5. Very gently pipette the cell suspension with an additional 500 µL of 1% FCS-DMEM several times in a 1.5 mL microtube to roughly dissociate the cells, as described above (step 5.5). Generation of single cells from the CRC organoids by harsh pipetting markedly reduces cell viability. Thus, leave the mass of cells visually detectable in the cell suspension by gently pipetting in a 1.5 mL microtube.
6. Centrifuge the cell suspension for 3 min at 1,400 x g and remove the supernatant.
7. To establish a spontaneous metastasis mouse model of CRC PDXs:
   1. Prepare a cell suspension including 5 x 10⁵ cells in 50 µL of PBS with 50% artificial extracellular matrix per mouse. Maintain the suspension on ice before use. Use a hemocytometer for counting the cancer cells, as indicated in step 3.3.

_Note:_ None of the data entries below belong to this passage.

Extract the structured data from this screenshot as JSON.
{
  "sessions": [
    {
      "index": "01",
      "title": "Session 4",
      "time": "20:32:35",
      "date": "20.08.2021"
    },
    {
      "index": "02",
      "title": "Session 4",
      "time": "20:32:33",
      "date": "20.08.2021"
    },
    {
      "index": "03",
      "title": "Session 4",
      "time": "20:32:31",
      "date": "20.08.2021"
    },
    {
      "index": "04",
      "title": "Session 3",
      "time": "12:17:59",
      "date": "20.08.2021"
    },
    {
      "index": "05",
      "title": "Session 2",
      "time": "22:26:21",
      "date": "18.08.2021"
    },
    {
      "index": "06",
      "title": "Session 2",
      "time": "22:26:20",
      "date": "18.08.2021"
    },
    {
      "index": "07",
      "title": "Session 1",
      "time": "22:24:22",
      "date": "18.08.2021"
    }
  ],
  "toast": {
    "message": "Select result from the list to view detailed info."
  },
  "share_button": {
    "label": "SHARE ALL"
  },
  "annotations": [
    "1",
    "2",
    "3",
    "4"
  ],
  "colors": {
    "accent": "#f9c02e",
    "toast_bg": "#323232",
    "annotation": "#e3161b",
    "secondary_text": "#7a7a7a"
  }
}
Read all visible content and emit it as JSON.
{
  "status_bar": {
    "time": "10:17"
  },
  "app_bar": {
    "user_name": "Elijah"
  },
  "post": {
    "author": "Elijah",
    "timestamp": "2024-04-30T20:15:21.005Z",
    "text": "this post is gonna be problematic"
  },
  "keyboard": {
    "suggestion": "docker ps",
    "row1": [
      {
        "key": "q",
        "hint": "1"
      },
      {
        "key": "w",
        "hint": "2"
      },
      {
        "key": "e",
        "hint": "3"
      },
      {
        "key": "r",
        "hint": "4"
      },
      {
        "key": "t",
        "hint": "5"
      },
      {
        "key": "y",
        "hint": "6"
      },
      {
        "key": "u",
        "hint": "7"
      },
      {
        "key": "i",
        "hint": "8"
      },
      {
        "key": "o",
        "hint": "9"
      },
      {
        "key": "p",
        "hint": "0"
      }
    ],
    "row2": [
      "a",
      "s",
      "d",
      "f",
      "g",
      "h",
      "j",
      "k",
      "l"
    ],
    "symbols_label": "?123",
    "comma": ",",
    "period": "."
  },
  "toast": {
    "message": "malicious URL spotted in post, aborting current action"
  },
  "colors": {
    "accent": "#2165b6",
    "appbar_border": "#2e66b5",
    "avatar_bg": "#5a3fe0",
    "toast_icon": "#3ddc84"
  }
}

   2. Anesthetize a mouse with isoflurane inhalation using the small animal inhalation anesthesia device and disinfect the skin with 70% ethanol. Assure the normal rate and depth of respiration and the absence of a toe pinch reflex for proper anesthetization. Vet ointment on the eyes is an option to prevent ocular dryness while under anesthesia.
   3. Place the NOG mouse in a supine position on the laboratory bench. Grasp the rectal mucosa with sterile tweezers and gently pull it out of the anus. Then, immediately inject the cell suspension prepared in step 6.7.1 into the rectal submucosa of the mouse using a syringe (needle size: 22 G). Routinely, 4-6 mice per group are used to evaluate the results.